Extraits d’œuvres

Atelier 2 – Lettre de Marie Claire Forté

Texte
Marie Claire Forté
Photo de couverture
Montage - collage avec des document d’archives (photos et collages) de Louise Bédard réalisé lors de l’atelier dirigé. Crédits : Nadège Grebmeier Forget
Photo 1
Louise Bédard. Crédits : Vickie Grondin
Photo 2
Louise Bédard et Karine Denault lors de l’atelier. Crédits : Nadège Grebmeier Forget
Photo 3
Autoportrait collectif avec Louise Bédard, Marie Claire Forté, Vickie Grondin, Véronique Hudon. Karine Denault, Nadège Grebmeier Forget et Florencia Sosa - Rey. Crédits : Nadège Grebmeier Forget . Crédits : Vickie Grondin

Avril 2024

Chère Véronique, chère Lise,

Je vous écris sur ma rencontre avec Louise Bédard et Vickie Grondin en février dernier, pour ton projet Véronique, que je comprends actuellement comme la création de rencontres et d’œuvres — moyens-métrages, trames son, artefacts et œuvres plastiques — pour une exposition où ces œuvres seront tantôt autonomes, tantôt activées par des interventions performatives, et qui pourraient éventuellement être présentées ou diffusées indépendamment du projet d’exposition.

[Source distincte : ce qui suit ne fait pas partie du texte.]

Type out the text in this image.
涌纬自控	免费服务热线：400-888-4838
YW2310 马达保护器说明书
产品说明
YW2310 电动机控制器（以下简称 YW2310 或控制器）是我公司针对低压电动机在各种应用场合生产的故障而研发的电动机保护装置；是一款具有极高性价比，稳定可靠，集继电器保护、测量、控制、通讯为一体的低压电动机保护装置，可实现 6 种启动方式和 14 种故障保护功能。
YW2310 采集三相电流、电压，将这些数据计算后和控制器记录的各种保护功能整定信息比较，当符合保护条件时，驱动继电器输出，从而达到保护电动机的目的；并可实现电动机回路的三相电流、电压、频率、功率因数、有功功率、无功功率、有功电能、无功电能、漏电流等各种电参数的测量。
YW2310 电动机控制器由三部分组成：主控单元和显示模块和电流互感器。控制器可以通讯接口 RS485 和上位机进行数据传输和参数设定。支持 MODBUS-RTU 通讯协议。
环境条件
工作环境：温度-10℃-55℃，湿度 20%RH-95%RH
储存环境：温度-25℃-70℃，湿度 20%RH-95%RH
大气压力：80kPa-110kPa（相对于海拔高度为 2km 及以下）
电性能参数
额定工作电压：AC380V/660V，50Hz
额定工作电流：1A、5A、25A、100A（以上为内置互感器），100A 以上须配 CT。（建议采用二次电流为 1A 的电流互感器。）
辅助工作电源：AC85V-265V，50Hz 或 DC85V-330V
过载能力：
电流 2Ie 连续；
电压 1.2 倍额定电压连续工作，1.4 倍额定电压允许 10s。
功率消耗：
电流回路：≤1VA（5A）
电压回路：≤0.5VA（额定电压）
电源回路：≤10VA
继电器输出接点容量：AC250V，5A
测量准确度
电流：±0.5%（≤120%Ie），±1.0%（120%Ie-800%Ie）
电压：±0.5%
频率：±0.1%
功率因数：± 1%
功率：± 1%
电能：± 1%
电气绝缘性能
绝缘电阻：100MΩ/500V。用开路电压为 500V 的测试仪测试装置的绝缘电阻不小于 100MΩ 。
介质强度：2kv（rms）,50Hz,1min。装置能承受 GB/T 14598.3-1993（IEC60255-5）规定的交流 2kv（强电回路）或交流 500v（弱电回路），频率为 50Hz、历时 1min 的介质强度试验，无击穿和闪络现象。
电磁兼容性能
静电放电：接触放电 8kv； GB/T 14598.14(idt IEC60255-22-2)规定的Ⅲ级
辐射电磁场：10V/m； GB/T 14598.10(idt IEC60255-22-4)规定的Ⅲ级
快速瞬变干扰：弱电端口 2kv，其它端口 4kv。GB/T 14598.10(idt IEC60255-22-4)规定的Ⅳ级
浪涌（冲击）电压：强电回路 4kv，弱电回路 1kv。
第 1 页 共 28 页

Je devais composer un diptyque intergénérationnel avec Louise, dans la continuité de la rencontre que tu as orchestrée, Véronique, avec Katya Montaignac et Michèle Febvre à l’automne 2022. J’étais présente à la conclusion de leur échange, avec vous deux, la vidéaste Tracy Valcarcel et l’artiste Nadège Grebmeier Forget, et je vous ai écrit une première lettre.

Pour pratiquer une des nombreuses méthodes de Louise, j’aborde cette lettre comme un collage. Je veux partager des choses de la vie de Louise, des bribes de notre parcours de trois jours à l’Espace ouvert, des souvenirs et des impressions.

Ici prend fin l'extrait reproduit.